Ted Williams Life and Baseball Career
With look at Ted Williams’ life and baseball career, HBO hits a home run

Ted Williams' perfect swing was a product of hard work, HBO reveals.
The day after the All-Star Game, Major League Baseball’s annual celebration of the game, HBO is unveiling “Ted Williams,” an unvarnished look at arguably the game’s greatest hitter. It shows Williams as a complex man whose skills at the plate couldn’t compensate for his troubled relationships with his parents, wives, children, the media and fans.
Seventy years after Williams broke into the game as a rookie with the Red Sox, and more than six decades after he hit .406, baseball is still looking for a hitter who can match his splendor. Good luck finding one.
One of the most striking things the show reveals was how much respect for the game Williams had. The documentary, which airs on HBO at 9:30 p.m. tonight, shows how Williams broke down hitting to a science, which helped him to groove his swing. He walked 147 times and struck out just 27 times in 1941. It was a timeless and enduring swing. Williams batted .388 in 1957 at age 39.
Williams set out to be the best hitter ever, and he accomplished that, and hit 521 home runs despite giving up five years of his prime to fight in World War II and Korea. After batting .406 in 1941 and during his Triple Crown-winning season of 1942, Williams joined the Navy as a fighter pilot. He had been classified 3-A, because he was the sole support of his mother, but he decided to join the service anyway. He spent three years as a flight instructor, never seeing combat.
When Williams returned to the Red Sox in 1946, he was a changed man. He wasn’t so combative with the fans or the media. That same year he went to his one and only World Series. The documentary makes a point to highlight that Joe DiMaggio, Williams’ rival with the Yankees, won nine championships. That was one area in which DiMaggio outshined Williams.
Williams is the last major leaguer to hit .400. It is a feat that has stood since 1941. Tony Gwynn was the last to come close, batting .394 in the lockout-shortened season of 1994. Before that, George Brett batted .390 in 1980. Williams’ accomplishment, along with DiMaggio’s 56-game hitting streak, are probably untouchable. Times have changed in baseball since the days that Williams and DiMaggio, baseball rivals, played the game.
Pitchers are consistently throwing in the mid-90s now. Plus there are specialized pitchers, so a batter is likely to see a few different ones during a game.
Even if a guy could stay healthy, and overcome the various in-game pitching changes, outside pressures would be too much. The money, steroid suspicions and the 24-hour sports/news cycle would be crushing obstacles for a modern-day player.
The Steroid Era has changed the perception of the players. Williams operated outside of that suspicion.
Williams also demonstrates the difference between the players today and yesterday. In his final season he was offered a contract for $125,000. He turned it down and asked that the amount be lowered to $90,000 because he didn’t feel like he had played up to his standards the year before.
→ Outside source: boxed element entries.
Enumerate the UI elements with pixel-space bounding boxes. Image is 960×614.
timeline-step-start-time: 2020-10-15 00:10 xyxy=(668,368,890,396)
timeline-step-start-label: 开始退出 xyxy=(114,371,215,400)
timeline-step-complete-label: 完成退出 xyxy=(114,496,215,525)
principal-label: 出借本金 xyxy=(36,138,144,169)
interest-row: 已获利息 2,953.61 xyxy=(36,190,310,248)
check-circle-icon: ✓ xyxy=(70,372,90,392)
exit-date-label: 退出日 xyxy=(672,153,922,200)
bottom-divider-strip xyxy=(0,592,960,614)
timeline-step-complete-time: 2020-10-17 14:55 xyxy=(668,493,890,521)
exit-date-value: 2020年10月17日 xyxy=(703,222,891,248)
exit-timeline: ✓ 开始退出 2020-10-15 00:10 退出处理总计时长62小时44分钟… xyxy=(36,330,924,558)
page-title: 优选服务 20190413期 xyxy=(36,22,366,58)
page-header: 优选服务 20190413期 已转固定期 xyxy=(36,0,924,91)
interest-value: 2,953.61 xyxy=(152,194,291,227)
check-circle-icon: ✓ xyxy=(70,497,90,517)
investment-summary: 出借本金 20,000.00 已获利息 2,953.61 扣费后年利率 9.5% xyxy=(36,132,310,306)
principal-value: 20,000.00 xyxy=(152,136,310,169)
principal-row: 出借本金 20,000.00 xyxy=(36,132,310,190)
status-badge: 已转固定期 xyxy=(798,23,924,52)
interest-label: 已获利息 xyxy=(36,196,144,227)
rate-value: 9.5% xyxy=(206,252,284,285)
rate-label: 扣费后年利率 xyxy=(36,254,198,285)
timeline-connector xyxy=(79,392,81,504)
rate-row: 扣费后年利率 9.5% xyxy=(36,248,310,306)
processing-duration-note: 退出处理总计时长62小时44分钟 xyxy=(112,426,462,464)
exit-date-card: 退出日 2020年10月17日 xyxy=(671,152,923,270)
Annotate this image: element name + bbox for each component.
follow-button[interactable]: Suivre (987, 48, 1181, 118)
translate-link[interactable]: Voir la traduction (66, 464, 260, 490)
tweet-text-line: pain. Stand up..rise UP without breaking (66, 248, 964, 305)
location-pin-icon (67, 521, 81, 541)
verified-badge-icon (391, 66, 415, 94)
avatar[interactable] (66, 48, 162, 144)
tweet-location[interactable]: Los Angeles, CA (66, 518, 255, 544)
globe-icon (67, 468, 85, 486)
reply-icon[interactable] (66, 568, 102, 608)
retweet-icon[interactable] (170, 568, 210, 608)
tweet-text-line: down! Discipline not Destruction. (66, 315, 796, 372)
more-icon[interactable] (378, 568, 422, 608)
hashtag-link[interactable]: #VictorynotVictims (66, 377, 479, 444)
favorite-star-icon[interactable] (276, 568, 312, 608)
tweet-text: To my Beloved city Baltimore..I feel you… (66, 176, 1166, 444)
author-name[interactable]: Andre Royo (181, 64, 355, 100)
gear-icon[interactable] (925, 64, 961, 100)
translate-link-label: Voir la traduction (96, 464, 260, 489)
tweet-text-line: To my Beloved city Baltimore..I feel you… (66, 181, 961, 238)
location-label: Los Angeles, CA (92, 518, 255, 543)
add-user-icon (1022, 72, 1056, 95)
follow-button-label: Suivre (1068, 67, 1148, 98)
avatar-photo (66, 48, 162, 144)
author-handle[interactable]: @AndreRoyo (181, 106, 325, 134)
The documentary showed the aged Williams return to the All-Star Game in 1999 while being surrounded by that year’s players. He asked Mark McGwire if he smelled wood burning when he hit the ball. It was a touching moment as the players gathered around an infirm Williams to shake his hand and be in his presence, treating him like the baseball royalty he was.
Unfortunately, a lot of people don’t associate Williams with being the greatest hitter the sport has ever known. They associate him with being cryogenically frozen. His son, John Henry Williams, fought to have his father placed in biostasis after producing a handwritten piece of paper signed by Williams to that effect. It went counter to Williams’ will that stated he wanted to be cremated.
The documentary shows the personal wreckage that was left in the wake of Williams becoming baseball’s greatest hitter. It also highlights the sad truth that the game will never see another hitter that comes close to Williams.